Thursday, July 23, 2015

The surrender


Time is a gift in many ways. Time with people is a gift... but the passing of time can be a gift from God to help heal... to help bring comfort and peace... if used wisely, time can make strong the weak,  build trust where once there was doubt, bring acceptance where before there was only denial.
 
In both of the hard things I have faced, God has blessed me with time to process and time to grieve.
With Caden, that time was after she died. I was a stay at home mom with no baby to care for. I had months, weeks, days... hours to read, pray, sit and think. God gave me that time. When I was in the midst of my pain and suffering, in those days right after we buried my baby girl... when I was ankle deep in my own tears... it felt like torture. The pain of heartbreak is so real, so powerful that is grips your heart, throbbing in your chest radiating out to your fingertips. I remember that feeling. I remember throwing a book across the room because its sweet truth was too much for me to absorb. I remember collapsing on the steps of my church under the cross my own father had built sobbing to God about how much it hurt...about how much the absence of Caden physically hurt me.
I remember reading of other's pain.. of other's losses. In those stories I saw how God was using their lives, how they could see His beauty and plan... how they viewed their own pain. And it helped me focus; helped me gain a footing and see my life with fresh eyes.
 
God gave me time.
 
And in that time after Caden's death He taught me... He did not answer all of my questions. But He taught me more about Himself. He taught me more about me. He taught me more about how I am to live, respond... behave and obey.
And in those things...my God brought me peace and comfort. He brought me healing. He gave me more wisdom and discernment over my own life.
He proved to me He was faithful and could be trusted with the most precious... most important things.
 
With the Captain, my time of grieving was sprinkled throughout years.
I look back and see I grieved a small part of my husband after Caden died. The death of a child changes every parent... I'm sure I changed too... But I watched Andy lose a part of himself that I never saw him regain; a childlike joy... a playfulness. This side of him slowly slipped into the background. That was almost 7 years ago.
Then November of 2012 Andy had his second surgery. He recovered for a brief time... then radiation took his strength and energy. Then chemo took more. Then the tumor itself took his speech and his mobility. And for 2 years I watched my Andy... my husband... my Captain slowly fade and slip from me.
In those 2 years I slowly grieved each step, each stage, each fade, each slip. And unlike grieving over Caden, where we did it together... because of the cancer and his condition, I felt like I was grieving alone. I was missing and hurting over the loss of a person still with me. And there is a small measure of guilt that comes with that... one that I took to Christ... shared my heart with my Savior and was comforted.
 
One of the greatest things I realized as I was walking through the grief of losing Andy, was that God had allowed me to remember most of what I had learned walking through my grief of Caden. I still had to deal with my feelings, I still had to walk the path set before me... but the lessons of who God is, who I am in Christ, what He has promised... all the truths I clung to in my life during the most horrendous moments of pain and suffering... those things He preserved in me.
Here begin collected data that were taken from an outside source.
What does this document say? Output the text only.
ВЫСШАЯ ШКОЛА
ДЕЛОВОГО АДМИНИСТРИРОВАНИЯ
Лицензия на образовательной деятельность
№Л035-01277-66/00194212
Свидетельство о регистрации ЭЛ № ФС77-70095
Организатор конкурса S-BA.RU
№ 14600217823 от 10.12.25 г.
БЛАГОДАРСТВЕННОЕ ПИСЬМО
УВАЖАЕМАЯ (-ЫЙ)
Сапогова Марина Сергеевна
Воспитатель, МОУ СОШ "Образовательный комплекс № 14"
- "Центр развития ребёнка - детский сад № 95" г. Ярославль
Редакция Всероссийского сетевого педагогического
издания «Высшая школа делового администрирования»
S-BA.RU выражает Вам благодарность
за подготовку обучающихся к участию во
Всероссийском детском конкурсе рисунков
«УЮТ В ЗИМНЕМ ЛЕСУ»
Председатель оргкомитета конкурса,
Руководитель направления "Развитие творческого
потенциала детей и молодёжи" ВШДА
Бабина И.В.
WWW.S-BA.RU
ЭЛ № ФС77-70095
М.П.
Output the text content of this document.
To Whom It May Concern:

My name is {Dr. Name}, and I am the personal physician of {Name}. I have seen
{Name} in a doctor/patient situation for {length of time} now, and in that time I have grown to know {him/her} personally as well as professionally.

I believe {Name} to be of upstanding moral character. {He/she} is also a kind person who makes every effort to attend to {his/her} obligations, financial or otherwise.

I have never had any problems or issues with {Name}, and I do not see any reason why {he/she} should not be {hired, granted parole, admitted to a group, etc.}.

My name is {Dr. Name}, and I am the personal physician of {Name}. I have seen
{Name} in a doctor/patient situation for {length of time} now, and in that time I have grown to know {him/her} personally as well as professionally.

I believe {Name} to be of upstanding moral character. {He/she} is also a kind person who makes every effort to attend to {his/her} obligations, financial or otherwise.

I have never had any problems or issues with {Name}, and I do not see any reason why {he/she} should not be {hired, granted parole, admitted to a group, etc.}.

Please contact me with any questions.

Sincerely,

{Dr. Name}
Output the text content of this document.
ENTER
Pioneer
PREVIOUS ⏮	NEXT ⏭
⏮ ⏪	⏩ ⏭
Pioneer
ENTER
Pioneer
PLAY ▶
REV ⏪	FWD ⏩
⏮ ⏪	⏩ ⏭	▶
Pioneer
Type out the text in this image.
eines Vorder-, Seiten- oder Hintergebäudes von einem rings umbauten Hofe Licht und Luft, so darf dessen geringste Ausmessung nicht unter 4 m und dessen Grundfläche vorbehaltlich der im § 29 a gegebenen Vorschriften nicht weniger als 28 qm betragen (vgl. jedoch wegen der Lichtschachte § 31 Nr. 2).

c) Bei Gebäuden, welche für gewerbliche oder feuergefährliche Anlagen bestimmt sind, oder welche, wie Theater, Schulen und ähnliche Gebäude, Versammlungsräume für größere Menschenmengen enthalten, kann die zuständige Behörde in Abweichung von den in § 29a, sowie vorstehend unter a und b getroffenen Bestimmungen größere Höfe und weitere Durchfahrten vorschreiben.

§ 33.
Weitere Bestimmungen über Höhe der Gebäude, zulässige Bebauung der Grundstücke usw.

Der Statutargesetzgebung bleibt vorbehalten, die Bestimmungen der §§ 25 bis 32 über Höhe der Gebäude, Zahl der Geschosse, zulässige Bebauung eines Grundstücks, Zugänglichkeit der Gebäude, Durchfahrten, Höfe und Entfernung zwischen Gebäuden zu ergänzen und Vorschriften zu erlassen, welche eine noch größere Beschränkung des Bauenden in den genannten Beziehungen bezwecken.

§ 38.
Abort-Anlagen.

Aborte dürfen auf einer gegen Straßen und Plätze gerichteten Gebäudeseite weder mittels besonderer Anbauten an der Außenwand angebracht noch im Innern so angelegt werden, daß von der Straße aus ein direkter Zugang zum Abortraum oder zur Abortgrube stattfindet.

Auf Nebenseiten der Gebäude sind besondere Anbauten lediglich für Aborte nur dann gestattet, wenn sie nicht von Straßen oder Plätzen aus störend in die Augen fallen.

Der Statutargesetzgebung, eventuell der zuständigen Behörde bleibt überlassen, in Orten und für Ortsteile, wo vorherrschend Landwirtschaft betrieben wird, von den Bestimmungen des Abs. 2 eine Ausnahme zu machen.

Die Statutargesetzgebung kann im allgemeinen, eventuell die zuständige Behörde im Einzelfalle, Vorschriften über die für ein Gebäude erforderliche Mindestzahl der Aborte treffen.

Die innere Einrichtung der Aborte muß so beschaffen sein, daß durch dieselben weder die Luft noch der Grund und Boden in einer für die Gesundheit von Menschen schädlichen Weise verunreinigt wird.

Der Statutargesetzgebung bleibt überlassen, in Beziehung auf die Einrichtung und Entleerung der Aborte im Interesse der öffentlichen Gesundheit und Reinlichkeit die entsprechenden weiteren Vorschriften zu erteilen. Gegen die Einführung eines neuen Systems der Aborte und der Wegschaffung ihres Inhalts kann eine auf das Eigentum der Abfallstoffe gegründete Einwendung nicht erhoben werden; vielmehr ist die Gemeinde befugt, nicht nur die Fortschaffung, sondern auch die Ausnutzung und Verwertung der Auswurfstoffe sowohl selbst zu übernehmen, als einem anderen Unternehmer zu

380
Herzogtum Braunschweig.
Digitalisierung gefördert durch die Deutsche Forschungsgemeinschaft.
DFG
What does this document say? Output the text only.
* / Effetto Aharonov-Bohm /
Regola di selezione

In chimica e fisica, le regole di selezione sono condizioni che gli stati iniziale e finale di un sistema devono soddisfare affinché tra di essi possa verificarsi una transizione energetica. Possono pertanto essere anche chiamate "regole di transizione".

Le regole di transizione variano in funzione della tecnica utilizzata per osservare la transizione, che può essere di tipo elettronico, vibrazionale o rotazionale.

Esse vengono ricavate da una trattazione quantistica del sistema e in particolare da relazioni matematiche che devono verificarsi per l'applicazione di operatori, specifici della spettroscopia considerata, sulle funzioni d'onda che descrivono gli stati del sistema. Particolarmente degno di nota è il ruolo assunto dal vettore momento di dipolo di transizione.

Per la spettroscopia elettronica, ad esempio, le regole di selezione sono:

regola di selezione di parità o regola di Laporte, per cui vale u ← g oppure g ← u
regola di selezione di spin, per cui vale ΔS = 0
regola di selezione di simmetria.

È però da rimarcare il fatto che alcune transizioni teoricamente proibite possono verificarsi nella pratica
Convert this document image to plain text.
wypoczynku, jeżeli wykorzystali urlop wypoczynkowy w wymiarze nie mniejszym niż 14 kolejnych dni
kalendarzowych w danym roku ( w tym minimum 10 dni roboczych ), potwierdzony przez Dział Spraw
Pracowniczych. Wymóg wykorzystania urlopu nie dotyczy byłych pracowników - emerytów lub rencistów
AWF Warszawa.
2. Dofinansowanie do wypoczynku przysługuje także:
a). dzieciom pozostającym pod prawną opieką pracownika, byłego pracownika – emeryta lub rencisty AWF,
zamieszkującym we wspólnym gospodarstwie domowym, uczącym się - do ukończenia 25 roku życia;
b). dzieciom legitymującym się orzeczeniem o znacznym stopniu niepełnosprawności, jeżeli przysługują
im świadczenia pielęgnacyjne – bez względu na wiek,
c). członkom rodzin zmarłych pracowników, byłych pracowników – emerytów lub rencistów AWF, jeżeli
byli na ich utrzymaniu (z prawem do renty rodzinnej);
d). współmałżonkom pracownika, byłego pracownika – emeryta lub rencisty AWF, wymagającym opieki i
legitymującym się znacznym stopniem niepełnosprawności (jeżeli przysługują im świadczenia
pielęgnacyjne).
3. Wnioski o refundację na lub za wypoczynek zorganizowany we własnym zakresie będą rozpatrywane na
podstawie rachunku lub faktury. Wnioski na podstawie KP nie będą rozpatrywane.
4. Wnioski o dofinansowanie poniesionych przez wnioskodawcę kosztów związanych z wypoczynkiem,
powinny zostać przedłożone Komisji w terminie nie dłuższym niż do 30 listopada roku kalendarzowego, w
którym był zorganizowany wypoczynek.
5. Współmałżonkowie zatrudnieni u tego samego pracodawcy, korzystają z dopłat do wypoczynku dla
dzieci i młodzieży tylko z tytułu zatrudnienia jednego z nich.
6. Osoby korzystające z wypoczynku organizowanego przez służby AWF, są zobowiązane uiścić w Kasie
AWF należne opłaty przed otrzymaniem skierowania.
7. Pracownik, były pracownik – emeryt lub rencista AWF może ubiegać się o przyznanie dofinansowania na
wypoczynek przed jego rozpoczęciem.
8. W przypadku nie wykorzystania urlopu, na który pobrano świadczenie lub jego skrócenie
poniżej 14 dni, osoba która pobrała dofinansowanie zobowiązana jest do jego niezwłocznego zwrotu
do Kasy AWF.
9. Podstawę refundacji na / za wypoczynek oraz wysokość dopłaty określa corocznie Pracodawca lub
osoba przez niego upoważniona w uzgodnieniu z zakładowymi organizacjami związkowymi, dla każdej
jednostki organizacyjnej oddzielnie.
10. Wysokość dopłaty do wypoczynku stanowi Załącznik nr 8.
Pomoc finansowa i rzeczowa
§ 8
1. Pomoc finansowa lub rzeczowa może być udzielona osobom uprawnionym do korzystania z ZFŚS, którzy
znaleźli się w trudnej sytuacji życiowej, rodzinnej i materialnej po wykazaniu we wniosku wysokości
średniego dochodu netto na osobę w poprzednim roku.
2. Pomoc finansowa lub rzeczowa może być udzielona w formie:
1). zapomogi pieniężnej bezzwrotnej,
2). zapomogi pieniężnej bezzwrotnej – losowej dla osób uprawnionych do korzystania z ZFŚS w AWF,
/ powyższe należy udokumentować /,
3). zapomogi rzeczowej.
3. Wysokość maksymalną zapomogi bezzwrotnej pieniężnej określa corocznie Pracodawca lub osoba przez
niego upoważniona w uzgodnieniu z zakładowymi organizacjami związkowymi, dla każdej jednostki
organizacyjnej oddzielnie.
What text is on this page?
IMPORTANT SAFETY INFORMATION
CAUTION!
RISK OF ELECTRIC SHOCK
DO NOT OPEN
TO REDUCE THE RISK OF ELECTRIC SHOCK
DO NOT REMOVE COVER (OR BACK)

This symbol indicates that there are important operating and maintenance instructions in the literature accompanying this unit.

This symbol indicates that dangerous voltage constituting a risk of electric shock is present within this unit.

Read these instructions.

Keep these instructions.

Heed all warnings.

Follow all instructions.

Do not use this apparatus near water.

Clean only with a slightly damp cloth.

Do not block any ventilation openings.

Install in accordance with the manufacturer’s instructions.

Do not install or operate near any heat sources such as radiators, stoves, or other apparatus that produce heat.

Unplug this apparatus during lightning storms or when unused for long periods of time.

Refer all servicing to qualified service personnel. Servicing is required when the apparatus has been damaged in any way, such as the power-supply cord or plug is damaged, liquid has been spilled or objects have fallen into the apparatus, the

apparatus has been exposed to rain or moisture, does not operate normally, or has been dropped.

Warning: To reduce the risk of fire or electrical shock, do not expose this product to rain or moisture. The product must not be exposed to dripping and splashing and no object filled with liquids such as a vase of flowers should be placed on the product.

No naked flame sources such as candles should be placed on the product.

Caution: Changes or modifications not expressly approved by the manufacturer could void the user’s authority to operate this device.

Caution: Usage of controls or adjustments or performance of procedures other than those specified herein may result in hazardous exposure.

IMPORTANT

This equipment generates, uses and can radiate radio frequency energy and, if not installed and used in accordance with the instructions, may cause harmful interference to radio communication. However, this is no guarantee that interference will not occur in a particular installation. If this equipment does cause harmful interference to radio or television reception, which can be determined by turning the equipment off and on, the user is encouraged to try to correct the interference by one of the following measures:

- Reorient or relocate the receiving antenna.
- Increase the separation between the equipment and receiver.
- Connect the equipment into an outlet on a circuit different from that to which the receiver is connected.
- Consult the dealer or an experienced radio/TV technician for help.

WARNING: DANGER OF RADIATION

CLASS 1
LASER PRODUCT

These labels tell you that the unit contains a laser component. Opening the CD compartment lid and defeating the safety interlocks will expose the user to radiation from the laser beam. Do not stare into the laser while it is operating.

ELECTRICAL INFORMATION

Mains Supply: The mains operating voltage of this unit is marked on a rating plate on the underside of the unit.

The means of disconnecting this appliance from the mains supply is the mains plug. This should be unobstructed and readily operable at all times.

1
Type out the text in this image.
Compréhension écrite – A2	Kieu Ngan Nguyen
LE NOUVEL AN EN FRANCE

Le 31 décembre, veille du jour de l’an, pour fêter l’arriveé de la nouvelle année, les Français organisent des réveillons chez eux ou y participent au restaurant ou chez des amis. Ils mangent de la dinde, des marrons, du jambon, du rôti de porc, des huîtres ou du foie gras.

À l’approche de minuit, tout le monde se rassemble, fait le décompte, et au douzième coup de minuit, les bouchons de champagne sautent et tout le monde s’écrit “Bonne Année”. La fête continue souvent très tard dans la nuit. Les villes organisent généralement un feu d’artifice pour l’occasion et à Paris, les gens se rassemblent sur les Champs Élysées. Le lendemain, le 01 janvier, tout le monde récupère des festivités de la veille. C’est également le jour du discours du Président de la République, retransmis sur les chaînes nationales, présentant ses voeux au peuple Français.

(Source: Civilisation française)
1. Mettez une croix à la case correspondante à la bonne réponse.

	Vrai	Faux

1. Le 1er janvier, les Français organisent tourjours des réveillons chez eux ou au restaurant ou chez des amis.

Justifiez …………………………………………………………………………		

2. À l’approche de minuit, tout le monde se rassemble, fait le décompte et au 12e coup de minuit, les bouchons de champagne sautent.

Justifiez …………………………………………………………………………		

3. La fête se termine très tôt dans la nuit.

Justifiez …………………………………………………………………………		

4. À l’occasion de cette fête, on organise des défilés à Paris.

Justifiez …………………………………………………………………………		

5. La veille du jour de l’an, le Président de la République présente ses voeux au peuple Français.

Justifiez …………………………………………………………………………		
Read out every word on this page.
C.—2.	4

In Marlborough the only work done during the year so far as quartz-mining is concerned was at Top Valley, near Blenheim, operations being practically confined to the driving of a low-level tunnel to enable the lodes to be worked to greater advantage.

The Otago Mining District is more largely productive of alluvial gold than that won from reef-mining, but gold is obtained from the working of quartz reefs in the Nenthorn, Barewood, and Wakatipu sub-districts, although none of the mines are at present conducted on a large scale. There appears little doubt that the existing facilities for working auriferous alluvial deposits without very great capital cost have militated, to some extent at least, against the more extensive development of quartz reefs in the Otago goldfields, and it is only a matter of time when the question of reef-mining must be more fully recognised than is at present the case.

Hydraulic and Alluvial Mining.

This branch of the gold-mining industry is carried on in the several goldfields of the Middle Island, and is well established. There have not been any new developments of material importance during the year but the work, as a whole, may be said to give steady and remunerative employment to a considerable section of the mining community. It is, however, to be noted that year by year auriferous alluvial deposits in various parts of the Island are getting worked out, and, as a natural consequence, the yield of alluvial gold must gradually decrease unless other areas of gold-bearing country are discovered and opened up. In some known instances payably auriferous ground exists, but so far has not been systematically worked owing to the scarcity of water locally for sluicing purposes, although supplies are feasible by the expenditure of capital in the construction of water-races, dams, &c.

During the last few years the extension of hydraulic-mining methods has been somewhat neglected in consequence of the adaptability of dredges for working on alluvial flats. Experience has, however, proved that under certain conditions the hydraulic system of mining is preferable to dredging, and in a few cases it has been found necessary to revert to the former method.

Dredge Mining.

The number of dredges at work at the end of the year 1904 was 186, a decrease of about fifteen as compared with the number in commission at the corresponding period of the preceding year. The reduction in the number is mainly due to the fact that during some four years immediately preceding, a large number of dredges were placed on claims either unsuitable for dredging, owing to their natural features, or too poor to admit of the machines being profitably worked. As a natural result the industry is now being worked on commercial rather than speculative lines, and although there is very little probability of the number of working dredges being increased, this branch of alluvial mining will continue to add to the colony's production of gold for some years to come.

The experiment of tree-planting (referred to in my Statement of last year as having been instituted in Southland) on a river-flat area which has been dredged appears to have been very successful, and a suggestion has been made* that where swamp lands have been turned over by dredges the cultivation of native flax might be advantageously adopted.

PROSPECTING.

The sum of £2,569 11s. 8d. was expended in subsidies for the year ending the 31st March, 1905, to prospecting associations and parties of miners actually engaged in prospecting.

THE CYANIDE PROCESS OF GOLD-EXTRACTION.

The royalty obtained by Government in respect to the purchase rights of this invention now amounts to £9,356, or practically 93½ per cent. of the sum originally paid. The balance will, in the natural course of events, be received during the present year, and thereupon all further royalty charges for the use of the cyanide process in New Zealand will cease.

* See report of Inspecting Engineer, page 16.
Not to say that going through the death of my husband was easier... it was not. Not in the since of the loss, or in the missing of the person, or in the pain.
But because of everything God taught me through the death of Caden... because of everything I had already set my heart upon... because of all the truths I had chosen to believe; the promises I had already hidden in my heart...because of these things, the decision to allow God to do with my life what He willed was easier.
 
The surrender.
 
I am still, daily, working through my grief. Some days it comes as tears. Some days it comes as short-tempered responses to my boys. Some days it's silent prayers of thankfulness and leaning into grace.
 
I am blessed to have a God who gives graciously to me more that I could ever ask or imagine.
 
 I am grateful to a Savior who loves and cares for me in the tiny, little day-to-day-ness of life.
 
I am thankful for a Hope that puts all the hurt of this life into the proper perspective.
 
And I am joyful to a Redeemer who has taken the time to carry me through and gently nudge me towards living with open arms.